In terms of the competitiveness of the Polish economy, the presence of French companies on the domestic market is significant because they often operate in knowledge-intensive industries characterized by the highest level of technological advancement, such as pharmaceutical and chemical production, transport equipment, and electrical and electronic devices. They are also strongly present in knowledge-intensive services, particularly in the information and communication sector.

CCIFP research shows that R&D is an important area of their activities. 41% of French-capital companies conduct such activities in Poland, and one in five allocates more than 2% of their annual revenues to them. Additionally, four out of five surveyed companies have implemented a new product or service in the last three years, and 43% of innovative solutions from French companies implemented in Poland have been replicated in other group branches worldwide. One example is the cosmetics industry.

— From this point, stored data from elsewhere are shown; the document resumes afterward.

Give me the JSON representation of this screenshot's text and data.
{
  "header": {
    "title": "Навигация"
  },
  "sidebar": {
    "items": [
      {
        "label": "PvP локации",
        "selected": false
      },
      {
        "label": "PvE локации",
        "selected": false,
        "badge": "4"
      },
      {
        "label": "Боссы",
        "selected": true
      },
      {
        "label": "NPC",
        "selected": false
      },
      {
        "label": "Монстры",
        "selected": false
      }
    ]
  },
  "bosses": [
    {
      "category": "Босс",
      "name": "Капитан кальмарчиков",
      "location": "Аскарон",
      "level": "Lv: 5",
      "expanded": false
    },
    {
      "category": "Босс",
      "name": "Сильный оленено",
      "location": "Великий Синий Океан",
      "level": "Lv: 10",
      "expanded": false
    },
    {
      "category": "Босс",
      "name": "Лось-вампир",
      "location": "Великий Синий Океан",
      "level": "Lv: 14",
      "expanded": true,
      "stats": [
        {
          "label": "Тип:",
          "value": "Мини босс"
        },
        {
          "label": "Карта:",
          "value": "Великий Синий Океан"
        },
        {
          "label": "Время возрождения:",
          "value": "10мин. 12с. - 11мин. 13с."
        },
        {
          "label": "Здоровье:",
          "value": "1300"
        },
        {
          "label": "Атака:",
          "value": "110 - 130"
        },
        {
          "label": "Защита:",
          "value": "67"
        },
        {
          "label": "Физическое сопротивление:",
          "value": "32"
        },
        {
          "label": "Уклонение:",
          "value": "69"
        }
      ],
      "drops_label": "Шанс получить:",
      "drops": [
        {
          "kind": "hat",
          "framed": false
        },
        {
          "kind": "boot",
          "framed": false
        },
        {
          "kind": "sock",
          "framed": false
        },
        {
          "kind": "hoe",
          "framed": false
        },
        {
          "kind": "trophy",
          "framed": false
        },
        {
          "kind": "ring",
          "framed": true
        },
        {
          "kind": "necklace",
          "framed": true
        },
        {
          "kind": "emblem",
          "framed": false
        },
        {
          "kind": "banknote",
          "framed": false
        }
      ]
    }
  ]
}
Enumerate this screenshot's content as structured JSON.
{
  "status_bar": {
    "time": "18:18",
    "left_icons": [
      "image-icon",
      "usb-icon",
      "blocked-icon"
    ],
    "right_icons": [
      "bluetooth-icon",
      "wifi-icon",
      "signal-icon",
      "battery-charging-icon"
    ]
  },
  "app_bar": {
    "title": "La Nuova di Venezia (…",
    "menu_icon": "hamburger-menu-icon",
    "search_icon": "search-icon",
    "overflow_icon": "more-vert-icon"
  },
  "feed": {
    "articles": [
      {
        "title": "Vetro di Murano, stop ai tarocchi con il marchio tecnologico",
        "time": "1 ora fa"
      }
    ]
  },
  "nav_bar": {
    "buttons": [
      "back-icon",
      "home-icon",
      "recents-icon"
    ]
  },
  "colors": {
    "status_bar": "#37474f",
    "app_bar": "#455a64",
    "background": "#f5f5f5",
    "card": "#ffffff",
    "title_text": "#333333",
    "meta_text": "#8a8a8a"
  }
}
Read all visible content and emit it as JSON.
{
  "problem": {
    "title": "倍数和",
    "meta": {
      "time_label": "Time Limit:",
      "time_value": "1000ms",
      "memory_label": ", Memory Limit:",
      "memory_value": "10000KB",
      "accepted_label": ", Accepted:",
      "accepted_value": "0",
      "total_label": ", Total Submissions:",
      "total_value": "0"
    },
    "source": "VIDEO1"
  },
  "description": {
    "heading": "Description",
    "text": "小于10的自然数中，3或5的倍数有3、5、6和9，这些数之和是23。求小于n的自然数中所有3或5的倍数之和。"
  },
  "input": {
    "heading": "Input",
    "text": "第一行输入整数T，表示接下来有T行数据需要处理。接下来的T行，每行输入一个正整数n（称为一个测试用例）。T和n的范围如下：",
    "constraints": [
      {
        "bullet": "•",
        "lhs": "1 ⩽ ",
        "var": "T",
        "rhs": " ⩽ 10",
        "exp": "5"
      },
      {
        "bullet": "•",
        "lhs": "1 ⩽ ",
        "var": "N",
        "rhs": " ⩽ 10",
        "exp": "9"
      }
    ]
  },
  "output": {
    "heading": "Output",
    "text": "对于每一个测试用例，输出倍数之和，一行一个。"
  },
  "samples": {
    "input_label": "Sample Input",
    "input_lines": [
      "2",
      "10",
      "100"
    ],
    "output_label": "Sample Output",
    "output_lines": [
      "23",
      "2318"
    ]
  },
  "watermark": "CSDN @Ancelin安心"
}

“Innovations in the beauty industry have traditionally been associated mainly with new products and innovative ingredients. Today, these innovations have expanded significantly to include technological aspects, and so-called beauty tech – the combination of beauty and technology – allows us to provide consumers with increasingly advanced and better-tailored solutions. This is one aspect of innovation. The second aspect involves developing and designing production processes, especially in Poland, where L’Oréal’s largest factory in the world is located. Our significant investments aim to reduce the environmental impact of these production processes and manufacture our products in a more environmentally friendly manner,” says Adam Nitecki.

The role of innovation, technology, and highly developed industry in the development of the Polish economy, and the importance of Polish and foreign companies in enhancing its competitiveness, were discussed during the debate “Innovation in Industry: Opportunities, Challenges, Investments” held in the French Innovation Zone at this year’s Impact’24 congress in Poznań. One of the most important socio-economic events in Central and Eastern Europe, this year’s edition of Impact’24 traditionally attracted several thousand companies, startups, institutions, experts, and speakers from around the world. The French-Polish Chamber of Commerce and its partners, including Credit Agricole Bank Polska, L’Oréal Polska and the Baltic States, Saint-Gobain Group in Poland with the Sekurit brand, Sodexo Polska, Econocom, and Renault Polska, representing French capital in Poland, were also present at Impact’24.